Safdie Architects was commissioned by prominent Singaporean real estate company City Developments Limited to design the combined hotel and apartment building for a site near the luxury shopping district of Orchard Road. The developer chose Ian Schrager’s 20-hotel luxury chain Edition, a hospitality guru whose hotels have a distinctive architectural theatricality, as the operator. “Ian is very focused on his vision for Edition,” comments Safdie partner Jaron Lubin, who worked with Schrager’s in-house team and CAP Atelier, a Hong Kong-based interior design firm specializing in the hospitality industry. Each brought a distinctive aesthetic.

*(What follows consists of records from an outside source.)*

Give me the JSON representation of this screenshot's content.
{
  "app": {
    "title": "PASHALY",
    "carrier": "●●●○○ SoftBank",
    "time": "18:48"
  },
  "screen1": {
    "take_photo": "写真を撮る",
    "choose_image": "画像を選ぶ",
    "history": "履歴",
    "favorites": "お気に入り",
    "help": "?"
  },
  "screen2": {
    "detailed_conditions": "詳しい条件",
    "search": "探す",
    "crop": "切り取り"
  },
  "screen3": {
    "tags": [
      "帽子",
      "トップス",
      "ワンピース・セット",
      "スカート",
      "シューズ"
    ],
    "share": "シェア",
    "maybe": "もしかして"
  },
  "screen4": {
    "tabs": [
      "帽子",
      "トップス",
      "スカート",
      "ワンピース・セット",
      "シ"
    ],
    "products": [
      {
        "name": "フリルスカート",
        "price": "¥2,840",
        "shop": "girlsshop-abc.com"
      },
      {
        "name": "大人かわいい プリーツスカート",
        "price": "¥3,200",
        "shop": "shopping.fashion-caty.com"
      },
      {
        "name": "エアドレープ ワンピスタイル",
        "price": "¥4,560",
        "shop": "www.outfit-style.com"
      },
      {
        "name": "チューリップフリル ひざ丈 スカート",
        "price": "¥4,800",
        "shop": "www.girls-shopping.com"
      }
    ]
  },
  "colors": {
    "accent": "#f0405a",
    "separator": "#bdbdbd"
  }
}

“The location and its access immediately gave us an idea for the organization,” explains Lubin. “We like to talk about the courtyards in Singapore, like the famous Raffles – city hotels in dialogue with oasis gardens.”

Courtyard-facing hotel rooms overlook the densely-vegetated trees and shrubs that line a sunken garden. Plants climb the walls and spill from terraces and open bridges that run beneath most of the apartment tower’s residential floors. The lowest floors are raised above concrete columns to avoid direct sightlines to the edition. The permeable tower base filters the scorching tropical sun and allows ample natural light into the garden.

While a developer might not have considered sacrificing profitable floor space, Singapore encourages this type of daylighting with what Lubin calls the 45-degree rule. This involves extending an imaginary diagonal plane from overhanging edges into open areas within a building envelope. The floor area below the plane does not count toward the building’s total allowable square footage. Other guidelines also include publicly accessible outdoor areas. So the courtyard and pool deck are “open” for zoning purposes.

Singapore Edition Hotel.

The bridge’s pool deck offers elevated views of the city. Photo © Timothy Hursley

The 45-degree rule is one of the city’s comprehensive yet innovative policies and incentives, many of which aim to reduce the city’s heavy reliance on air conditioning as well as the urban heat island effect. In front of Edition’s recessed vestibule are two rows of dense trees that help meet the city’s requirement to shade public walkways. The city also requires developers to replace as much of the trees removed during construction as possible and designates a landscape replacement area for each site. As a result of these measures, 56 percent of Singapore’s land area is covered with trees.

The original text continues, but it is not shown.